Now p divides |G|. We have two cases: Case#1 is that there is an index [G:C(x)] is not divisible by p. Case#2 is that all indexes [G:C(x)] are divisible by p. If Case#1 then p does not divide [G:C(x)] where x is some element forming a non-trivial conjugacy class. Since [G:C(x)]|C(x)| = |G| it means p must divide C(x). If Case#2 then since the sum is divisible by p it implies Z(G) must be divisible by p if G is non-abelian i.e. Z(G)<G then by strong induction there is an element of order p in Z(G). So the problem reduces to working with abelian G. Now let a (different from identity) be an element and form the subgroup H=\left< a \right> if H=G then the group is cyclic and the proof is complete.
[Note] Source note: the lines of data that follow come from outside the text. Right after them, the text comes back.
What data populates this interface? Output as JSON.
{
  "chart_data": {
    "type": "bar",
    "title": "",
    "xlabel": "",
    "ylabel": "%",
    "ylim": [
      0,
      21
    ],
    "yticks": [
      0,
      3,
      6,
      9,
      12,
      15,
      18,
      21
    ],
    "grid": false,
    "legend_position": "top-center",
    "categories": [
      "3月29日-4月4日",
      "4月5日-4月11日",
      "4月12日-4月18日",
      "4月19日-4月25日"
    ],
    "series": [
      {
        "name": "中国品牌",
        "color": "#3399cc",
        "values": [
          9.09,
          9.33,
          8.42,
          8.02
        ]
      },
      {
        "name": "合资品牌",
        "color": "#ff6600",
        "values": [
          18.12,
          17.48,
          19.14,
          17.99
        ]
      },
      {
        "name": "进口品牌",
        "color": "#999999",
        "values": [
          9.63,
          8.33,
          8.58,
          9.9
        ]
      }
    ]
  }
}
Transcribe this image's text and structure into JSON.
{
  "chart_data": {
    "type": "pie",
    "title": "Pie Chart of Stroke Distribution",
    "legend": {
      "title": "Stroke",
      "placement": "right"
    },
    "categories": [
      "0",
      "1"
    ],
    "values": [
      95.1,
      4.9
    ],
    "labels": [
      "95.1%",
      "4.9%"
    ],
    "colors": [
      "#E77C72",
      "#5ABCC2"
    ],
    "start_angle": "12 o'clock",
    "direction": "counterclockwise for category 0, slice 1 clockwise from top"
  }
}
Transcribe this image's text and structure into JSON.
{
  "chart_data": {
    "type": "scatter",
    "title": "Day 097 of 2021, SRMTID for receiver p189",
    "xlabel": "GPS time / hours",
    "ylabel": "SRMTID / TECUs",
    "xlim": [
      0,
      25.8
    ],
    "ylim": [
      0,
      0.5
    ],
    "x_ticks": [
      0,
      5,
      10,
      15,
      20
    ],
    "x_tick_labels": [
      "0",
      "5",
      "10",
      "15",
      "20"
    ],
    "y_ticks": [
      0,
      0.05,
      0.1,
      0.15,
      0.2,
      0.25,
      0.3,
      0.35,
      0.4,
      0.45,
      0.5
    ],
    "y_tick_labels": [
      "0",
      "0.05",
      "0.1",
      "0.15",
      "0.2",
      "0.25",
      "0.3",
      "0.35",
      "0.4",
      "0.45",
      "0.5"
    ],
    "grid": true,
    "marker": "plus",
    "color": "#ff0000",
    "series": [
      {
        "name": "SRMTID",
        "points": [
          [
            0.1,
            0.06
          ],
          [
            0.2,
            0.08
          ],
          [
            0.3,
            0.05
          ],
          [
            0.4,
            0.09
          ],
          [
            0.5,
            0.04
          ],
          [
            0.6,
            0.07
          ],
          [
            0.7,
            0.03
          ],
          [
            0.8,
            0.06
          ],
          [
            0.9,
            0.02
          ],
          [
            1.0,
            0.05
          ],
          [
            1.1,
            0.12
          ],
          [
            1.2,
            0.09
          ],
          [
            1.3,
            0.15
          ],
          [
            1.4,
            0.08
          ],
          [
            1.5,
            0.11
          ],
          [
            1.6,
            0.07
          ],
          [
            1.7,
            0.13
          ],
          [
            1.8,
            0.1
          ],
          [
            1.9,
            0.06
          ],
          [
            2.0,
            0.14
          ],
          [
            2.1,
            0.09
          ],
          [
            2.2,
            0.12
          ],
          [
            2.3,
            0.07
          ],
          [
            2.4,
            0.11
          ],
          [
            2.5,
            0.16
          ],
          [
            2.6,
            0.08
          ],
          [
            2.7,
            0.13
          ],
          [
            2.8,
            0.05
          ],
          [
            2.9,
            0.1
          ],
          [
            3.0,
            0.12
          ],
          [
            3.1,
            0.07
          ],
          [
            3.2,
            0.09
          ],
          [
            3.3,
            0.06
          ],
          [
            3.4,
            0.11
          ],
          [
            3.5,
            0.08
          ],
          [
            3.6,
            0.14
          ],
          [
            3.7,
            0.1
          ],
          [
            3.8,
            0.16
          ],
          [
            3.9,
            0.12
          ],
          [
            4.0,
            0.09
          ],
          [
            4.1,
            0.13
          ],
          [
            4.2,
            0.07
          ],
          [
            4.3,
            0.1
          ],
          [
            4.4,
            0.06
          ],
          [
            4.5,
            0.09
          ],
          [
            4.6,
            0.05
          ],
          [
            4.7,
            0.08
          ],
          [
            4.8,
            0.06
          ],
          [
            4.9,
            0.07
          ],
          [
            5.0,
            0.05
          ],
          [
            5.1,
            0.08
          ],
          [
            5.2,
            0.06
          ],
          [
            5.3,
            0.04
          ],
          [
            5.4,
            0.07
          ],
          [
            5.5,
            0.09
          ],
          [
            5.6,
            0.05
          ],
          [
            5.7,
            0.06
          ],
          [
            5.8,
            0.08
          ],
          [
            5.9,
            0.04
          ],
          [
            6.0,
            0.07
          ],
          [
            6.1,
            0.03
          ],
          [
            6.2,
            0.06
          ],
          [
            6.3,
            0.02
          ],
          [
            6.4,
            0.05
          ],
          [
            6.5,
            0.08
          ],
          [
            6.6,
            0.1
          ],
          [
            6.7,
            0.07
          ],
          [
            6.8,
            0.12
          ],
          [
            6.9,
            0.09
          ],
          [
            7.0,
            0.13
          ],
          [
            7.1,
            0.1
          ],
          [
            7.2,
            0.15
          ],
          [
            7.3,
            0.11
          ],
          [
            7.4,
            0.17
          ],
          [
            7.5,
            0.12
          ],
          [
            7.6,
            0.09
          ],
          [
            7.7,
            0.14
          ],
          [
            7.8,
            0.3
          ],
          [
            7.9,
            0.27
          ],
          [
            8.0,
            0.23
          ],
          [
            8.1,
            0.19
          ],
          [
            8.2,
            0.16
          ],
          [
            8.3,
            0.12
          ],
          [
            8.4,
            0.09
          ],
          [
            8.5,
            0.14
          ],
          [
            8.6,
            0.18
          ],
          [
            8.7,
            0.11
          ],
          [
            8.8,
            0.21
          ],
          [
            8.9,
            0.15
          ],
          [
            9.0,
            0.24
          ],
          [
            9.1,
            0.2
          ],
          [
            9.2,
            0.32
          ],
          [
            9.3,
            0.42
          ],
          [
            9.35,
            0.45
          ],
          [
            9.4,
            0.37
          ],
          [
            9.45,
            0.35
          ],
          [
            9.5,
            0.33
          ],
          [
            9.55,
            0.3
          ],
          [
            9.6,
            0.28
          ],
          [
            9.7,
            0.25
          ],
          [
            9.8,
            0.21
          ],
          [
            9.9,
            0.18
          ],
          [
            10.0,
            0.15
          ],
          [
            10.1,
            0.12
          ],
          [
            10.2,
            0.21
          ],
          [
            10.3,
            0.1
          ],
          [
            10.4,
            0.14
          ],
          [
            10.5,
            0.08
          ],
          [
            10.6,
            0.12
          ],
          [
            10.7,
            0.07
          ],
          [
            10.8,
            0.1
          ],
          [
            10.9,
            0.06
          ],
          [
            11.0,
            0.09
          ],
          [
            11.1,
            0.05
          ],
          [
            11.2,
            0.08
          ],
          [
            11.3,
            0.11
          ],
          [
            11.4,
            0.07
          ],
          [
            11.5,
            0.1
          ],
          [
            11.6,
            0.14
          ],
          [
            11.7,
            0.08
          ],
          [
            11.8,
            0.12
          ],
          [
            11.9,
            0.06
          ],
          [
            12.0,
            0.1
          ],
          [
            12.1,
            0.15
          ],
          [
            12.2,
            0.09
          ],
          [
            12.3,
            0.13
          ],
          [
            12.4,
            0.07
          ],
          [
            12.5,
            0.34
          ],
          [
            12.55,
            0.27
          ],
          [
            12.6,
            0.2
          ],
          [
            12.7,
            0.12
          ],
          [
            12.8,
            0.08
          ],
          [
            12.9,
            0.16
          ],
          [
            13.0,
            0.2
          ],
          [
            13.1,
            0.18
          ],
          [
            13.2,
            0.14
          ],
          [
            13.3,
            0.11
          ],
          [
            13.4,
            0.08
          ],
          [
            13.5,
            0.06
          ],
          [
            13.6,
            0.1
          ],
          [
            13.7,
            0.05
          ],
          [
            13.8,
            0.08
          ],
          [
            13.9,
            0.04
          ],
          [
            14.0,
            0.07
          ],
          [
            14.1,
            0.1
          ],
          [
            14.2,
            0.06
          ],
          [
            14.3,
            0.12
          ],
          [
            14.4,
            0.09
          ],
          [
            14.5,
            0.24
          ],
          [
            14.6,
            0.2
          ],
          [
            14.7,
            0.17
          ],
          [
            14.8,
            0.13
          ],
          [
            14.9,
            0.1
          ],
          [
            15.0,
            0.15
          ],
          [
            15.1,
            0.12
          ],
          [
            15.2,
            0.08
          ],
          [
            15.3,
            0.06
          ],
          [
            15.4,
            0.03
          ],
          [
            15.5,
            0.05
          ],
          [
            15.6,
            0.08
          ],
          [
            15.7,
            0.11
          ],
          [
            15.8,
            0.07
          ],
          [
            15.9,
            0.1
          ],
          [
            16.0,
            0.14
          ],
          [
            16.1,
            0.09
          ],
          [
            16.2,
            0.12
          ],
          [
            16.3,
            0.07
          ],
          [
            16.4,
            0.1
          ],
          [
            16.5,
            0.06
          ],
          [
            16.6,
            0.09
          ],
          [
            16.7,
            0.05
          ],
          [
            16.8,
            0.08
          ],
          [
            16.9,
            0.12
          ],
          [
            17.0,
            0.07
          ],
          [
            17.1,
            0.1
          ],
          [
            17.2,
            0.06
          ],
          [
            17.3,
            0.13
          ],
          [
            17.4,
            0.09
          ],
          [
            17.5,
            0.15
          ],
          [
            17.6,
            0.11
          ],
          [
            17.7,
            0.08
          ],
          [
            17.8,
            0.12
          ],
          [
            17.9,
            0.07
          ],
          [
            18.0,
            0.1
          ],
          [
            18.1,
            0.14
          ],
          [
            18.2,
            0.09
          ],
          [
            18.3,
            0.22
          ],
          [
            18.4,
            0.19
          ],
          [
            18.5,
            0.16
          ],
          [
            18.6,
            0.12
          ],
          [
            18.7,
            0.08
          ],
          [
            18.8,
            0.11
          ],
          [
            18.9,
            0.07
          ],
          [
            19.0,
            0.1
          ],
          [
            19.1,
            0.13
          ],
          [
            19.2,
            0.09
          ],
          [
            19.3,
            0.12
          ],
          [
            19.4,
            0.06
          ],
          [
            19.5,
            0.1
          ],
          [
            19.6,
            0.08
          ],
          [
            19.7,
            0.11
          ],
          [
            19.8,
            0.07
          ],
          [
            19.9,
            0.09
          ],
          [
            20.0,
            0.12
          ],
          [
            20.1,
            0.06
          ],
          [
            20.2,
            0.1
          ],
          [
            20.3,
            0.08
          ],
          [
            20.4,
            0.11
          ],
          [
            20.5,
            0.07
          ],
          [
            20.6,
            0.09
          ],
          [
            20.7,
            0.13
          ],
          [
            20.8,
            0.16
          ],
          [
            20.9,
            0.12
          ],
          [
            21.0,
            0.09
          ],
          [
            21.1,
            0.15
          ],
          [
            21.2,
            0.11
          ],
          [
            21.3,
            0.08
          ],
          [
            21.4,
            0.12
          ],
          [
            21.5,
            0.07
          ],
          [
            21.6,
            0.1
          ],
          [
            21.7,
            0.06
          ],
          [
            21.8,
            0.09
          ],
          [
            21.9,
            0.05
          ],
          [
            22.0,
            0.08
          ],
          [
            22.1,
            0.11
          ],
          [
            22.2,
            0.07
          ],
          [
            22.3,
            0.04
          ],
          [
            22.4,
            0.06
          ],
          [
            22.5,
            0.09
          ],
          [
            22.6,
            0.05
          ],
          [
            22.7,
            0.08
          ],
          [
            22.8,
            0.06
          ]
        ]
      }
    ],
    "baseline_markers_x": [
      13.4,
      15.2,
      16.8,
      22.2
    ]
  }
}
Otherwise H<G. Now if p divides |H| then proof is complete by strong induction so it is safe to say H is not divisible by p. Now form the factor group G/H (note H is normal since G is abelian) it is divisible by p since |G/H||H|=|G| and p does not divide H. So G/H must contain an element b which has order p by strong induction, i.e. (bH)^p \in H. We will not claim that b^m has order p (where m=|H|). First (b^m)^p = (b^p)^m = e since b^p\in H. Second we show this is the smallest exponent because if it was not then b^m = e but then (bH)^m = H \in G/H so p would be a divisor of m a contradiction. So b^m has order p.